With the abrogation of the Edict of Nantes in 1685 and the following persecution of the Protestants in France, many French Huguenots fled to the Netherlands. One of them was Daniel Marot, an engraver and architect, who came to the court of William of Orange where he was employed to design the gardens of Het Loo at Appeldoorn (Mosser/Toyssot 1991:164). Although Het Loo was not as vast as Versailles, it was quite impressive, as we can read in a passage of A Description of the King’s Royal Palace and Gardens at Loo (London, 1699) by Walter Harris: “The Gardens are most Sumptuous and Magnificent, adorned with great variety of most noble Fountains, Casacades, Parterres, Gravel walks, and Green Walks, Groves, Statues, Urns, Paintings and pleasant Prospects in the Country... a Work of wonderful Magnificence, most worthy of so Great a Monarch [...]” (cited in: Jellicoe 1986:254). Other gardens like at Zeist Castle, Leeuwenburg, De Voorst or Heemstede Castle also show the French influence, but as the limited space of the landscape did not allow gardens of enormous sizes, Dutch gardens were rather small.
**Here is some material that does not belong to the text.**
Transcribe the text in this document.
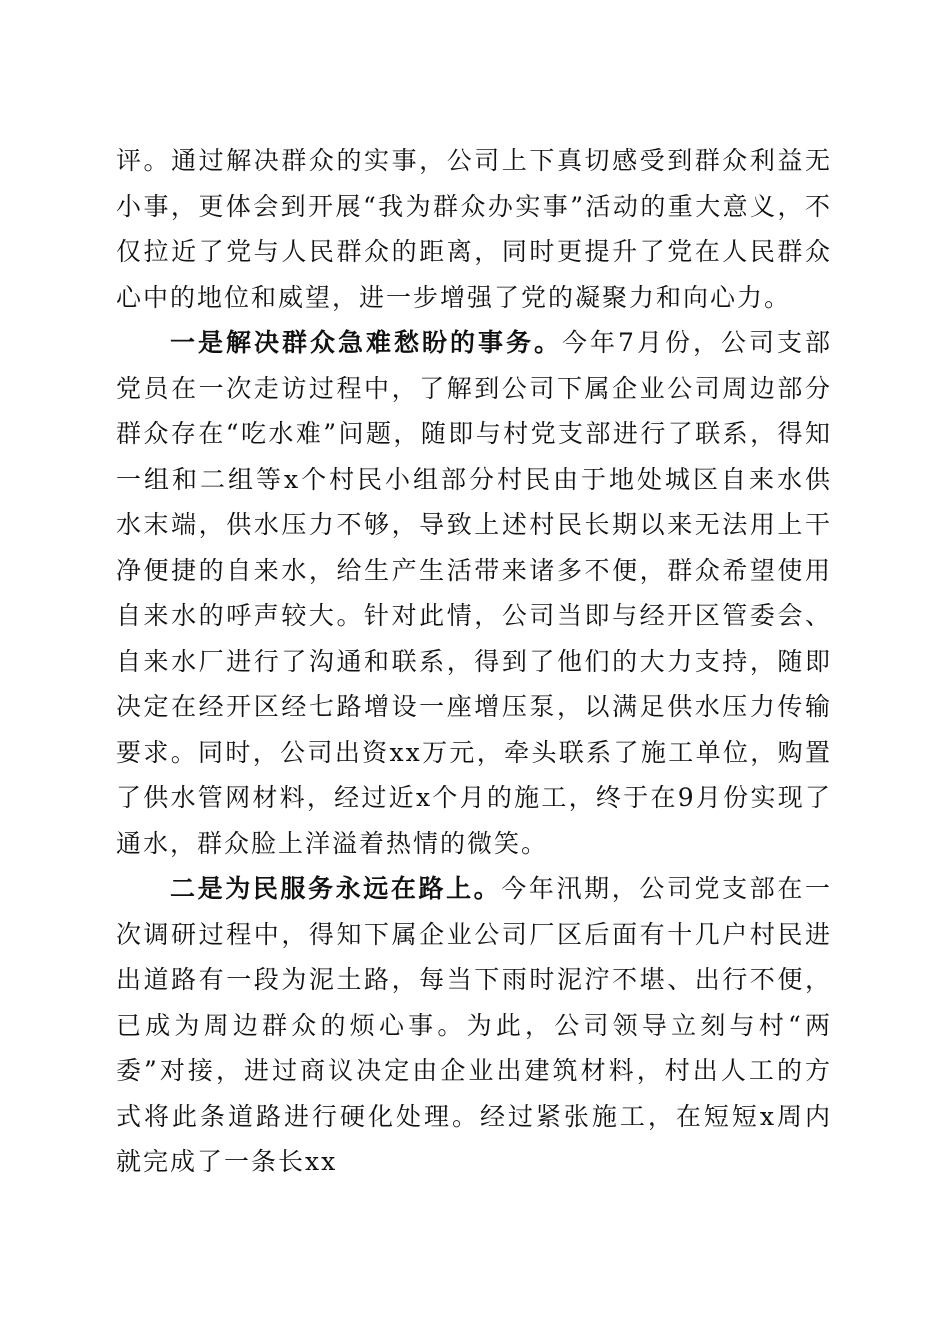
评。通过解决群众的实事，公司上下真切感受到群众利益无小事，更体会到开展“我为群众办实事”活动的重大意义，不仅拉近了党与人民群众的距离，同时更提升了党在人民群众心中的地位和威望，进一步增强了党的凝聚力和向心力。

一是解决群众急难愁盼的事务。今年7月份，公司支部党员在一次走访过程中，了解到公司下属企业公司周边部分群众存在“吃水难”问题，随即与村党支部进行了联系，得知一组和二组等x个村民小组部分村民由于地处城区自来水供水末端，供水压力不够，导致上述村民长期以来无法用上干净便捷的自来水，给生产生活带来诸多不便，群众希望使用自来水的呼声较大。针对此情，公司当即与经开区管委会、自来水厂进行了沟通和联系，得到了他们的大力支持，随即决定在经开区经七路增设一座增压泵，以满足供水压力传输要求。同时，公司出资xx万元，牵头联系了施工单位，购置了供水管网材料，经过近x个月的施工，终于在9月份实现了通水，群众脸上洋溢着热情的微笑。

二是为民服务永远在路上。今年汛期，公司党支部在一次调研过程中，得知下属企业公司厂区后面有十几户村民进出道路有一段为泥土路，每当下雨时泥泞不堪、出行不便，已成为周边群众的烦心事。为此，公司领导立刻与村“两委”对接，进过商议决定由企业出建筑材料，村出人工的方式将此条道路进行硬化处理。经过紧张施工，在短短x周内就完成了一条长xx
When William III moved to England, he took his gardeners and architects with him and engaged George London and Henry Wise to change the gardens at Hampton Court and Kensington Palace according to his Dutch taste. Hampton Court was considered as “William III’s answer to Versailles” (Quest-Ritson 2001:80), but nevertheless it was more private and did not intend to glorify the king as Versailles did (ibid.). Soon the Dutch style, characterized by Quest-Ritson as “self-contained and introspective” and “positively domestic” (ibid.:81), became popular among the British, maybe because it was “more suited to the English temperament and way of life” (Fearnley-Whittingstall 2004:108) than the pompous Versailles style. In fact, the French garden soon was considered as old-fashioned, which was without doubt influenced by the political change that had taken place: Finally, with the signing of the Bill of Rights, England had become a constitutional monarchy with a Protestant king, and a garden representing absolutistic and Catholic France did not seem suitable any longer.